When possible, use range-based `for` loops or algorithm calls, or both, instead of hand-written loops.`copy`, `transform`, `count_if`, `remove_if`, and others like them are much better than handwritten loops because their intent is obvious and they make it easier to write bug-free code. Also, many STL algorithms have implementation optimizations that make them more efficient.

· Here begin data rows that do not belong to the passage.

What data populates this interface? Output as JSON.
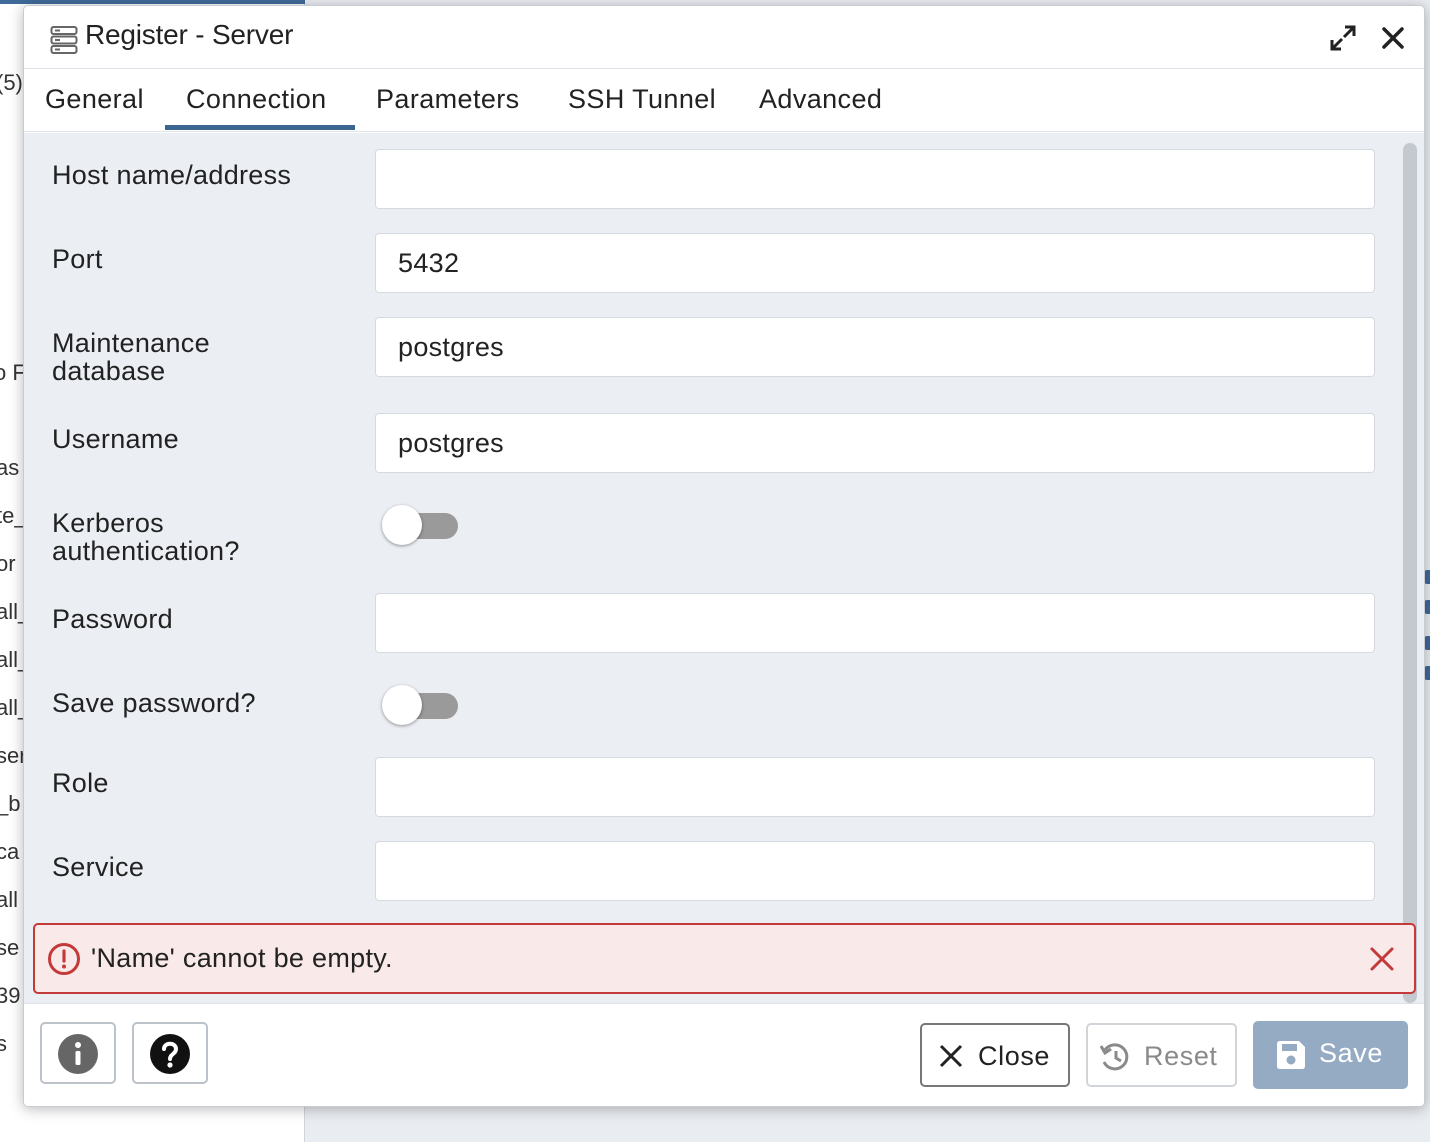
{
  "background": {
    "left_fragments": [
      "(5)",
      "o F",
      "as",
      "te_",
      "or",
      "all_",
      "all_",
      "all_",
      "ser",
      "_b",
      "ca",
      "all",
      "se",
      "39",
      "s"
    ]
  },
  "dialog": {
    "title": "Register - Server",
    "icons": {
      "title": "server-icon",
      "maximize": "expand-arrows-icon",
      "close": "close-x-icon"
    }
  },
  "tabs": [
    {
      "label": "General"
    },
    {
      "label": "Connection",
      "active": true
    },
    {
      "label": "Parameters"
    },
    {
      "label": "SSH Tunnel"
    },
    {
      "label": "Advanced"
    }
  ],
  "form": {
    "host": {
      "label": "Host name/address",
      "value": ""
    },
    "port": {
      "label": "Port",
      "value": "5432"
    },
    "maintenance_db": {
      "label_line1": "Maintenance",
      "label_line2": "database",
      "value": "postgres"
    },
    "username": {
      "label": "Username",
      "value": "postgres"
    },
    "kerberos": {
      "label_line1": "Kerberos",
      "label_line2": "authentication?",
      "enabled": false
    },
    "password": {
      "label": "Password",
      "value": ""
    },
    "save_password": {
      "label": "Save password?",
      "enabled": false
    },
    "role": {
      "label": "Role",
      "value": ""
    },
    "service": {
      "label": "Service",
      "value": ""
    }
  },
  "error": {
    "message": "'Name' cannot be empty.",
    "icon": "alert-circle-icon"
  },
  "footer": {
    "info_icon": "info-icon",
    "help_icon": "help-icon",
    "close_label": "Close",
    "reset_label": "Reset",
    "save_label": "Save"
  },
  "colors": {
    "accent": "#3c6592",
    "error_border": "#c43a3a",
    "error_bg": "#f9e9e9",
    "save_button": "#95abc4"
  }
}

Instead of old C++ like this:

```
for( auto i = strings.begin(); i != strings.end(); ++i ) {
:::
:::
}

auto i = v.begin();

for( ; i != v.end(); ++i ) {
if (*i > x && *i < y) break;
}

```

Use modern C++ like this:

```
for_each( begin(strings), end(strings), []( string& s ) {
:::
:::
} );
auto i = find_if( begin(v), end(v),  [=](int i) { return i > x && i < y; }  );

```

### Range-based for loops

The range-based `for` loop is a C++11 language feature, not an STL algorithm. But it deserves mention in this discussion about loops. Range-based `for` loops are an extension of the `for` keyword and provide a convenient and efficient way to write loops that iterate over a range of values. STL containers, strings, and arrays are ready-made for range-based `for` loops. To enable this new iteration syntax for your user-defined type, add the following support:

• A `begin` method that returns an iterator to the beginning of the structure and an `end` method that returns an iterator to the end of the structure.

• Support in the iterator for these methods: `operator*`, `operator!=`, and `operator++` (prefix version).

These methods can be either members or stand-alone functions.

## Random Numbers

It's no secret that the old CRT `rand()` function has many flaws, which have been discussed at length in the C++ community. In modern C++, you don't have to deal with those shortcomings—nor do you have to invent your own uniformly distributed random number generator—because the tools for quickly and easily creating them are available in the STL, as shown in <random>.